Explosives are used in open cut mines to facilitate either overburden removal or the mining of the final product. In a number of instances, the shock wave produced by a detonating explosive is too strong, resulting in overblasting and excess damage to the surrounding strata. This can lead to problems in final limits blasting, in blasting in weak or highly jointed material and in production blasting in soft rock. Cracks from blasting have been detected as far as 50 meters behind the borehole in the high wall and final limit areas of a mine situated in weak geological structures. Large pockets of fine material have also been observed after blasting in a coal seam. Both these situations indicated that the explosive used was too powerful for the material being mined. In particular, the peak shock energy of the explosive has been too great, resulting in the observed damage.

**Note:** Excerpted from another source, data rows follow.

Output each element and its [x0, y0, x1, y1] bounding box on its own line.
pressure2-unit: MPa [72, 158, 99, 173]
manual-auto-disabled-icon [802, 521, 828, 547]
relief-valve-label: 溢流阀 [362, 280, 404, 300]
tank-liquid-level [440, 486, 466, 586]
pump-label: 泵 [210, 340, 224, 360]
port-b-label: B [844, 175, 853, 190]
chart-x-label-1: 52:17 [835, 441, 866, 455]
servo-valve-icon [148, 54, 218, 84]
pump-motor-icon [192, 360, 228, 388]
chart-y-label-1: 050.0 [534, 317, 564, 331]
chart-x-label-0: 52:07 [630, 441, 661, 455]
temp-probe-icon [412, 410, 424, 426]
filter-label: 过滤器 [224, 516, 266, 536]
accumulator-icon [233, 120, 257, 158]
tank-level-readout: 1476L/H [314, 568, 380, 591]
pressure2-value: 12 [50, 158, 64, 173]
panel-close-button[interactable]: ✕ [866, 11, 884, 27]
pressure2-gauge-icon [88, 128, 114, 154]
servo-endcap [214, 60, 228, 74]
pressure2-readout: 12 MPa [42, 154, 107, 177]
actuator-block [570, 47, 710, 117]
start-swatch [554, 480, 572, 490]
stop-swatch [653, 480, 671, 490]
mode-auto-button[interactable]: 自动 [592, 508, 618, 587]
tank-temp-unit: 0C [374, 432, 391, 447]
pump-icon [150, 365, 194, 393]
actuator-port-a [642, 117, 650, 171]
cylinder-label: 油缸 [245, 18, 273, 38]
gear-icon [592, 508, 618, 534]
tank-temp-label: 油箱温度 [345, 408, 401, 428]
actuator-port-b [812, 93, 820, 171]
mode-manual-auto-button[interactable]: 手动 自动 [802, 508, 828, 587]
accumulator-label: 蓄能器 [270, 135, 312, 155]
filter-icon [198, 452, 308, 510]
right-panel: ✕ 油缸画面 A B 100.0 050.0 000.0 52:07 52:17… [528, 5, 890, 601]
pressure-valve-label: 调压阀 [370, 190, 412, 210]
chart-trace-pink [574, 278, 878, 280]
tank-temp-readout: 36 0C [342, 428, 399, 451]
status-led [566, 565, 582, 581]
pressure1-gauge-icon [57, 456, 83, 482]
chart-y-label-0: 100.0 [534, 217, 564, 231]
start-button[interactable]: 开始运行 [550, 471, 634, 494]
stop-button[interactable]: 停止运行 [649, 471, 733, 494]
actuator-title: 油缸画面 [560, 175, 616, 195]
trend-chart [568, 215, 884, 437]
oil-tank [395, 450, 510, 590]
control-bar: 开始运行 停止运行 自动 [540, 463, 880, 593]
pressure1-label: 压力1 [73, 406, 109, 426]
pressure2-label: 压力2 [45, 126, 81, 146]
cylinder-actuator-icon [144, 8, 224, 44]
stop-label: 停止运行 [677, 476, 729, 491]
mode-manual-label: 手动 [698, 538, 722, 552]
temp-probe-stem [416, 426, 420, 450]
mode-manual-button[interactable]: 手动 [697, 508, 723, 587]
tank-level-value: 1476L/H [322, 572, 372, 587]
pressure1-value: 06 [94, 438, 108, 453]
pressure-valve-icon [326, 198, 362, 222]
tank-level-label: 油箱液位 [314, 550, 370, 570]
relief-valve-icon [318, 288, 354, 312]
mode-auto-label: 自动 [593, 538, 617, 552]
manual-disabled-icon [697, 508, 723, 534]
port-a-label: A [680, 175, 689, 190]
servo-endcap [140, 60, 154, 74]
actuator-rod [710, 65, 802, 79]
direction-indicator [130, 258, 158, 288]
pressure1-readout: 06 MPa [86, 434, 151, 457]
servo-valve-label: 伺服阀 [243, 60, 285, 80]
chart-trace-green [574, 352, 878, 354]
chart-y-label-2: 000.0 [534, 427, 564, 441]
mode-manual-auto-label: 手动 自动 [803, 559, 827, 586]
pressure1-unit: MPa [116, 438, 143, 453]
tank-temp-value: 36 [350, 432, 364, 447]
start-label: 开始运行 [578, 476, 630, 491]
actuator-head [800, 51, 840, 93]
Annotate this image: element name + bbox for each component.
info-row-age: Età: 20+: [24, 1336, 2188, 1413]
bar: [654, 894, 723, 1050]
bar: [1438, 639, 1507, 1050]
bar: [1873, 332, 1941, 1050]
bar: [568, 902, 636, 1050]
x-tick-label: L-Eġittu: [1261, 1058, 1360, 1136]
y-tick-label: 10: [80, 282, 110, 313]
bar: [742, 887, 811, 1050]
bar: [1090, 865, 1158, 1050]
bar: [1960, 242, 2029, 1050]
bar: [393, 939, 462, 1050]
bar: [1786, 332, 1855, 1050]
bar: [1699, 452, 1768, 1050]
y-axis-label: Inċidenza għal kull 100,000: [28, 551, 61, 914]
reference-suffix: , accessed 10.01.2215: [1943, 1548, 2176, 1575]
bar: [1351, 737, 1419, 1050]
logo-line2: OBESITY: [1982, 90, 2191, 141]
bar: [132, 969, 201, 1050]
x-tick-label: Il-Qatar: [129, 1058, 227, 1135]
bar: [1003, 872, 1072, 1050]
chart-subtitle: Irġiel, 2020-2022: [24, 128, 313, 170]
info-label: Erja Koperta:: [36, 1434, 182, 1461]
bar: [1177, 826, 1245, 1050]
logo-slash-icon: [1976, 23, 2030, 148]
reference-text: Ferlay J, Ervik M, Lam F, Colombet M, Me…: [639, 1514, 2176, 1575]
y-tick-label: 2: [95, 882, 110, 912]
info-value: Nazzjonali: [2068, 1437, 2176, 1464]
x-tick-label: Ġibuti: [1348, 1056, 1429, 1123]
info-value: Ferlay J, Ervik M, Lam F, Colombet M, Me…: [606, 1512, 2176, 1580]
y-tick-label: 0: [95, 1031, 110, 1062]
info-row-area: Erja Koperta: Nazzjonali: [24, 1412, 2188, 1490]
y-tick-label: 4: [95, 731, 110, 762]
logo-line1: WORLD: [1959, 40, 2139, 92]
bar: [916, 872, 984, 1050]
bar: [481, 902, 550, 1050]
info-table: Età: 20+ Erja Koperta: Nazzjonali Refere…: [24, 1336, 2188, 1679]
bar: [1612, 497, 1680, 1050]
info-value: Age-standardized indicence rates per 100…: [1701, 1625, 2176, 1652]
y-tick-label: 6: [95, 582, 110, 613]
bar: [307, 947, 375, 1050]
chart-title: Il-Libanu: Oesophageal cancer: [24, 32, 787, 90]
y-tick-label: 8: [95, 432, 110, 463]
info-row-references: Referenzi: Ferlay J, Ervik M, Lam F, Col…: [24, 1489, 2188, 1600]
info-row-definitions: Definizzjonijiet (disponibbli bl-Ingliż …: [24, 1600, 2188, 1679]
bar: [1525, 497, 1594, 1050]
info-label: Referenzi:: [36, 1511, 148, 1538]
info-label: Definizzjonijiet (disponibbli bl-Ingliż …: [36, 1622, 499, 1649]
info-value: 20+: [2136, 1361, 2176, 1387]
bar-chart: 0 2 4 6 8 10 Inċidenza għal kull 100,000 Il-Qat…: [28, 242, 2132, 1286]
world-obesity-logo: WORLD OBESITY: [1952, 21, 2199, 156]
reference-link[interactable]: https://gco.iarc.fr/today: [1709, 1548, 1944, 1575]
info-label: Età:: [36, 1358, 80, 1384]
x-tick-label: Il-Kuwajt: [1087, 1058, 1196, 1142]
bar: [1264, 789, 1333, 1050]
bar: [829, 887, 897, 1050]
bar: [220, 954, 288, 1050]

It is known to employ foams for sound insulation and attenuation purposes generally. One specific application is the absorption of shock waves from explosive devices such as car bombs and parcel bombs. The practice, as an alternative to disarming e.g., by a remotely controlled robot, is to envelop the bomb in foam at detonation. This technique has met with some success in reducing the air overblast produced by an explosive and thus reducing explosive damage to structures in the vicinity of parcel and car bombs. The tests carried out by the Defense Departments have been fairly rudimentary in nature, with few measurements being taken except for peak noise levels in the far field. Published papers have, e.g., examined the use of foams, especially acqueous foams, in the reduction of blast noise, demolition noise, gun blast noise levels, and the blast produced by a bomb in the trunk of a small car. The use of foam to provide blast attenuation in mining has not been canvassed.
A number of research programs have been conducted to ascertain the nature of the processes by which foams and other heterogeneous materials dissipate energy. Several such processes have been identified. Heat conduction losses result from the conduction of thermal energy between the liquid and bubbles and cause a phase difference between the pressure in the bubbles and the external pressure. Multiple reflections from bubble surfaces within the foam cause the energy to disperse. Energy dissipation also results from a viscous loss mechanism involving the friction of individual bubbles during oscillations, and exchanges of molecular energy that can lead to absorption of sound include the conversion of kinetic energy into stored protential energy (e.g., in structural re-arrangements), rotational/vibrational energy, or energies of association and dissociation. The multiple reflection mechanism has been found to become more prevalent as the foam becomes drier. The relative importance of each of these processes in the attenuation of sound, including shock waves, by foam has not been clearly established.